Sunday, September 27, 2015

The New York Times and Vladimir Putin.

On Sundays I have the New York Times delivered - between five and ten pounds (the record is 12lb.) of paper in eight to ten sections, a large chunk of it advertising. I read some of it in bed - after having separated the sections which don't interest me. 

Today there were two longish articles on Vladimir Putin, and I was struck by the tone adopted in both of them. The first, by Stephen Lee Myers, entitled "Never Let Them See You Sweat" attempts a sort of psychological profile of Putin, drawing on his background as a practitioner of judo and as a KGB agent in East Germany at the time of the collapse of the Berlin Wall and the Iron Curtain.  Putin, it is claimed, disdains weakness. A commentator at the Carnegie Moscow Centre is quoted as saying that Putin's tactics are strong but that he lacks a strategy.  Putin's action in increasing his involvement in Syria is partly explained away as a move to distract attention from "Russia’s disastrous intervention in eastern Ukraine".

The second article by Neil MacFarquar is entitled "On Syria, Putin is Catering to an Audience at Home".  As the title suggests Russia's growing involvement in the Syrian tragedy is mainly an effort to boost his popularity at home, ignoring the fact that he currently enjoys approval ratings in Russia that any Western leader would die for.   His recent diplomatic activity in meetings with the leaders of Turkey, Israel and the Palestinian Authority are dismissed as an attempt to attract more attention to Putin himself, and as a way of leveraging a meeting with President Obama.

The head of the Center for the Analysis of Middle East Conflicts, in Moscow, is quoted as saying “He has to leave Russia to demonstrate that he is not isolated, that he is a respected member of the international community gathering in New York.”  
As the Myers article says  "Putin will swagger through New York seeking to regain the spot on the world stage he believes he has been unjustly denied by his rivals in the West."

The thing that struck me in both pieces was the way in which Russia's actions were described as being the consequence of the vanity and ambition of one man.  There was little acknowledgement that Russia might have a genuine interest in the Middle East, even that nations other than the United States might have the right to pursue their own foreign policies.  Anything which deviates from what Washington wants is dismissed implicitly as the result of the perverted ambition of one man, who (of course we all agree) is "bad" and power hungry.  

It would be entertaining to see in the mainstream media a scrutiny of US foreign policy carried out with the same underlying premises about the motives of the leaders and without the axiomatic belief that US always acts for good in the world.  

While (cf the Myers article) one could hardly say that Obama's tactics are strong, one could certainly say that he lacks a strategy.  Unless the strategy is one of creating failed states and chaos throughout the Middle East, in which case it would be one of unimaginable evil.

In the MacFarquar article it says "Mr.
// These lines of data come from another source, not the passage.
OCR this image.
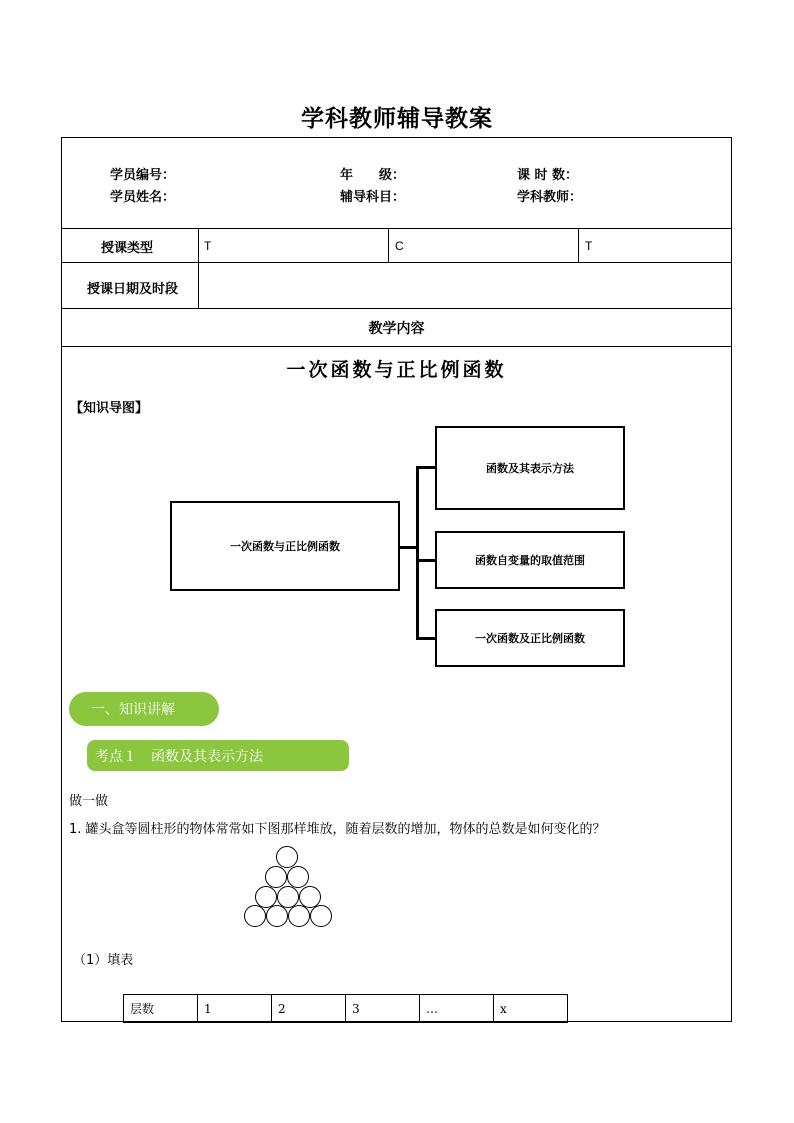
学科教师辅导教案
学员编号：	年　　级：	课 时 数：
学员姓名：	辅导科目：	学科教师：
授课类型	T	C	T
授课日期及时段
教学内容
一次函数与正比例函数
【知识导图】
一次函数与正比例函数
函数及其表示方法
函数自变量的取值范围
一次函数及正比例函数
一、知识讲解
考点１　函数及其表示方法
做一做
1. 罐头盒等圆柱形的物体常常如下图那样堆放，随着层数的增加，物体的总数是如何变化的？
（1）填表
层数	1	2	3	…	x
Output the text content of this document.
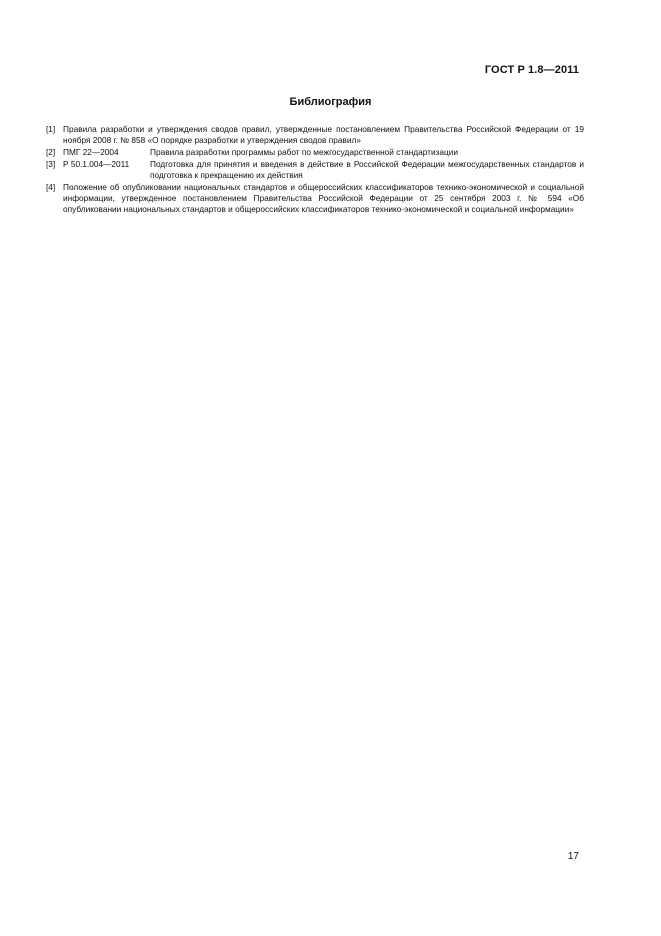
ГОСТ Р 1.8—2011
Библиография
[1] Правила разработки и утверждения сводов правил, утвержденные постановлением Правительства Российской Федерации от 19 ноября 2008 г. № 858 «О порядке разработки и утверждения сводов правил»
[2] ПМГ 22—2004	Правила разработки программы работ по межгосударственной стандартизации
[3] Р 50.1.004—2011 Подготовка для принятия и введения в действие в Российской Федерации межгосударственных стандартов и подготовка к прекращению их действия
[4] Положение об опубликовании национальных стандартов и общероссийских классификаторов технико-экономической и социальной информации, утвержденное постановлением Правительства Российской Федерации от 25 сентября 2003 г. № 594 «Об опубликовании национальных стандартов и общероссийских классификаторов технико-экономической и социальной информации»
17
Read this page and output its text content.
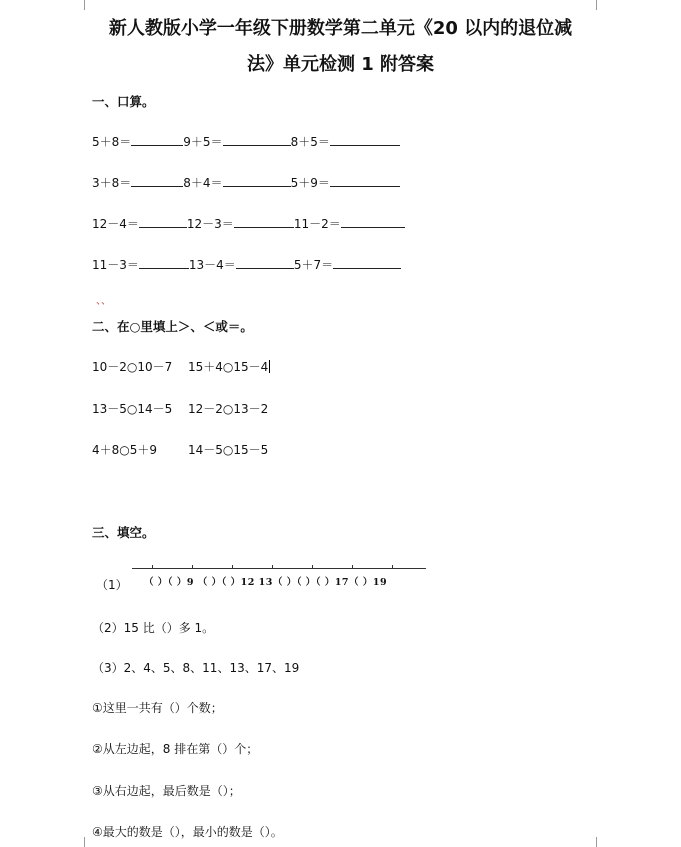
新人教版小学一年级下册数学第二单元《20 以内的退位减
法》单元检测 1 附答案
一、口算。
5＋8＝	9＋5＝	8＋5＝
3＋8＝	8＋4＝	5＋9＝
12－4＝	12－3＝	11－2＝
11－3＝	13－4＝	5＋7＝
、、
二、在○里填上＞、＜或＝。
10－2○10－7 15＋4○15－4
13－5○14－5 12－2○13－2
4＋8○5＋9	14－5○15－5
三、填空。
（1） （ ）（ ）9 （ ）（ ）12 13（ ）（ ）（ ）17（ ）19
（2）15 比（）多 1。
（3）2、4、5、8、11、13、17、19
①这里一共有（）个数；
②从左边起，8 排在第（）个；
③从右边起，最后数是（）；
④最大的数是（），最小的数是（）。
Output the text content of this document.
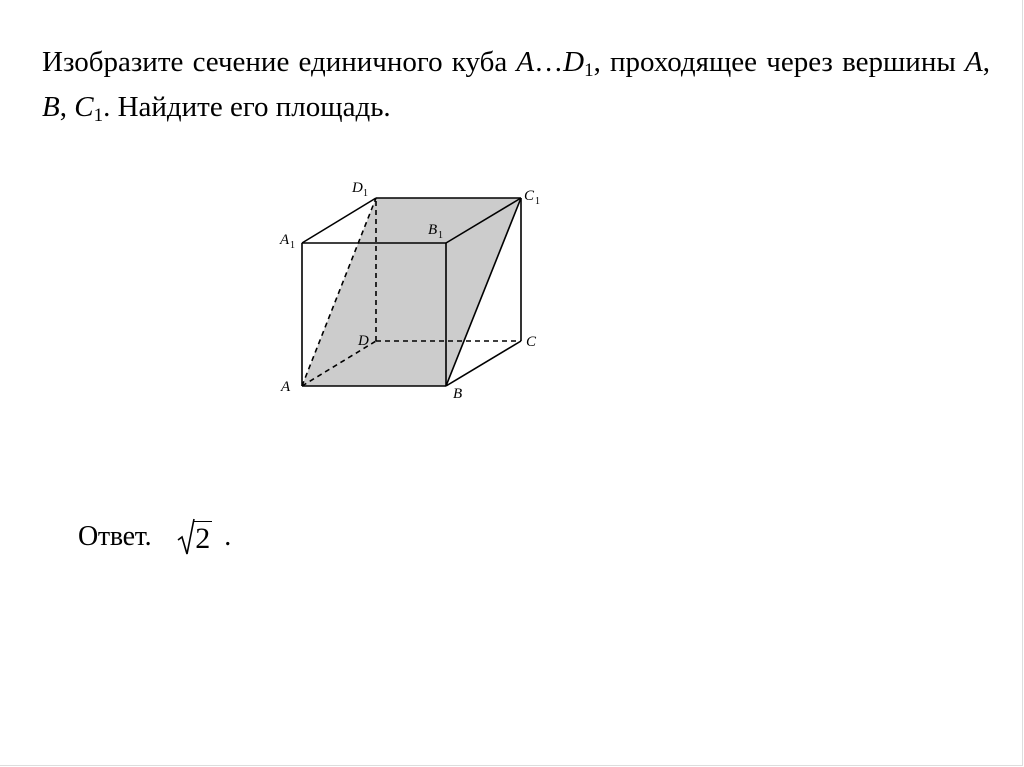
Изобразите сечение единичного куба $A\dots D_1$, проходящее через вершины A, B, $C_1$. Найдите его площадь.
A	B
C
D
A 1
B 1
C 1
D 1
Ответ. 2 .
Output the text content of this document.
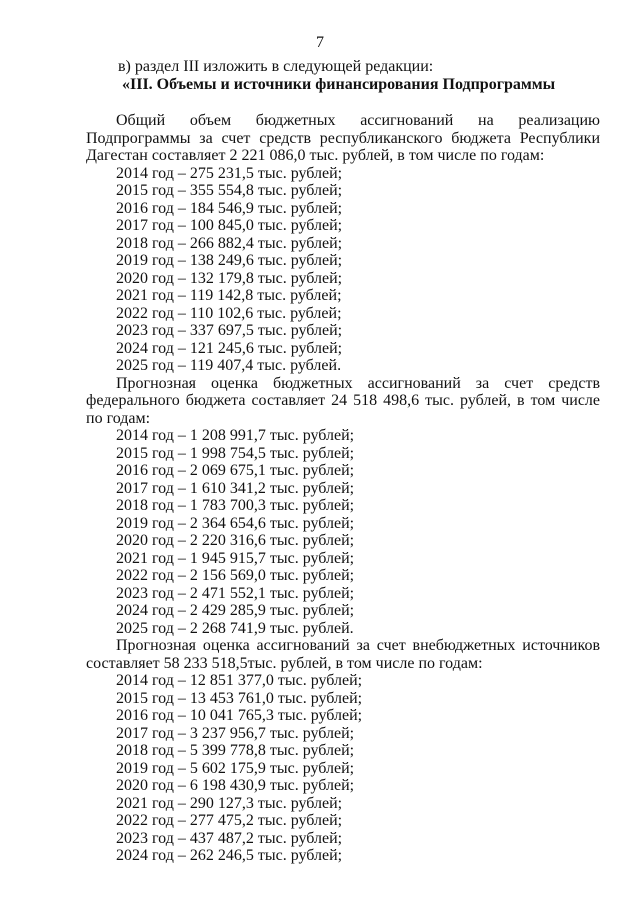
7
в) раздел III изложить в следующей редакции:
«III. Объемы и источники финансирования Подпрограммы

Общий объем бюджетных ассигнований на реализацию Подпрограммы за счет средств республиканского бюджета Республики Дагестан составляет 2 221 086,0 тыс. рублей, в том числе по годам:

2014 год – 275 231,5 тыс. рублей;
2015 год – 355 554,8 тыс. рублей;
2016 год – 184 546,9 тыс. рублей;
2017 год – 100 845,0 тыс. рублей;
2018 год – 266 882,4 тыс. рублей;
2019 год – 138 249,6 тыс. рублей;
2020 год – 132 179,8 тыс. рублей;
2021 год – 119 142,8 тыс. рублей;
2022 год – 110 102,6 тыс. рублей;
2023 год – 337 697,5 тыс. рублей;
2024 год – 121 245,6 тыс. рублей;
2025 год – 119 407,4 тыс. рублей.

Прогнозная оценка бюджетных ассигнований за счет средств федерального бюджета составляет 24 518 498,6 тыс. рублей, в том числе по годам:

2014 год – 1 208 991,7 тыс. рублей;
2015 год – 1 998 754,5 тыс. рублей;
2016 год – 2 069 675,1 тыс. рублей;
2017 год – 1 610 341,2 тыс. рублей;
2018 год – 1 783 700,3 тыс. рублей;
2019 год – 2 364 654,6 тыс. рублей;
2020 год – 2 220 316,6 тыс. рублей;
2021 год – 1 945 915,7 тыс. рублей;
2022 год – 2 156 569,0 тыс. рублей;
2023 год – 2 471 552,1 тыс. рублей;
2024 год – 2 429 285,9 тыс. рублей;
2025 год – 2 268 741,9 тыс. рублей.

Прогнозная оценка ассигнований за счет внебюджетных источников составляет 58 233 518,5тыс. рублей, в том числе по годам:

2014 год – 12 851 377,0 тыс. рублей;
2015 год – 13 453 761,0 тыс. рублей;
2016 год – 10 041 765,3 тыс. рублей;
2017 год – 3 237 956,7 тыс. рублей;
2018 год – 5 399 778,8 тыс. рублей;
2019 год – 5 602 175,9 тыс. рублей;
2020 год – 6 198 430,9 тыс. рублей;
2021 год – 290 127,3 тыс. рублей;
2022 год – 277 475,2 тыс. рублей;
2023 год – 437 487,2 тыс. рублей;
2024 год – 262 246,5 тыс. рублей;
Putin has claimed repeatedly in recent years that the chaotic state of the world, particularly the level of violence in the Middle East, is because the United States is the solitary power. The underlying idea is that things were better off when the Soviet Union was around to check American might."

It is an interesting argument and one with which I tend to agree (see my previous blog Another Thirty Years War?). But its merits are not discussed.  It couldn't possibly have any merit, because it was uttered by Putin.  

Instead it is explained as a Putin tactic - a way he might frame his speech at the UN with a pitch about "establishing a new pillar so that power in the world is more balanced.”  

So this is the way the NYT shapes opinion among its readers.  And much of the mainstream media are much, much worse.